Currently I'm working with a dataset of Gender-Based violence. I have several dimensions such as physical, sexual or psychological violence and several indicators for each dimension, everyone with a set of 6 to 10 indicators. Also, I have two measures of time: within the last 12 months and before the last 12 months. Long story short, at least I'm working with 70 indicators.
I have to create a variable "some point in life" that indicates wether a woman suffered violence in any dimension, in any period of time. So, if a woman indicate yes in any of the 70 indicators, she suffered violence at some point in her life.

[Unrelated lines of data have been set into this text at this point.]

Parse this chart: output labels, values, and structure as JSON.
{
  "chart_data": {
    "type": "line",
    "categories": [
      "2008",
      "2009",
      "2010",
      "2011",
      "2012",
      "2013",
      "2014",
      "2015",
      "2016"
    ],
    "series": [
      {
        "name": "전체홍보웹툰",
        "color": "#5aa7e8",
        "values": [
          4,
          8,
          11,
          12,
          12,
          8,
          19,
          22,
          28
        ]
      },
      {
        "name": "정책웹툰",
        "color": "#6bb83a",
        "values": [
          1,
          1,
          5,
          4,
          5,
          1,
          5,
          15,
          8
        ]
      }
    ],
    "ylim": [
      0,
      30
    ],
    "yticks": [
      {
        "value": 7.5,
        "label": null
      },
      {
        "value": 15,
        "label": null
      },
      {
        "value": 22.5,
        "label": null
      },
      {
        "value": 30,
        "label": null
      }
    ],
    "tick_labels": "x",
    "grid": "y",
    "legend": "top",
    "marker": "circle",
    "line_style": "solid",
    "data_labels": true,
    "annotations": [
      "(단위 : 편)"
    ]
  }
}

My question is how can I create that new variable more quickly, because the only thing that I'm thinking its something like
base <- base %>% mutate(newvariable= case_when(v1 == 1 | v2 == 1 | v3 == 1 ~ ... 1))
But I have 70 variables. So, can I create this new variable with a condition or within a range of variables?
CodePudding user response:
You can do:
library(dplyr)
mydf <- data.frame(a = sample(c(0,1), 10, replace = TRUE),
b = sample(c(0,1), 10, replace = TRUE),
c = sample(c(0,1), 10, replace = TRUE))
mydf |>
rowwise() |>
mutate(outcome = if_else(sum(c_across(everything())) >= 1, TRUE, FALSE)) |>
ungroup()
# A tibble: 10 x 4
a b c outcome
<dbl> <dbl> <dbl> <lgl>
1 0 0 0 FALSE
2 1 0 1 TRUE
3 0 0 1 TRUE
4 1 0 0 TRUE
5 1 1 0 TRUE
6 1 0 1 TRUE
7 1 0 1 TRUE
8 0 1 1 TRUE
9 1 0 1 TRUE
10 0 0 1 TRUE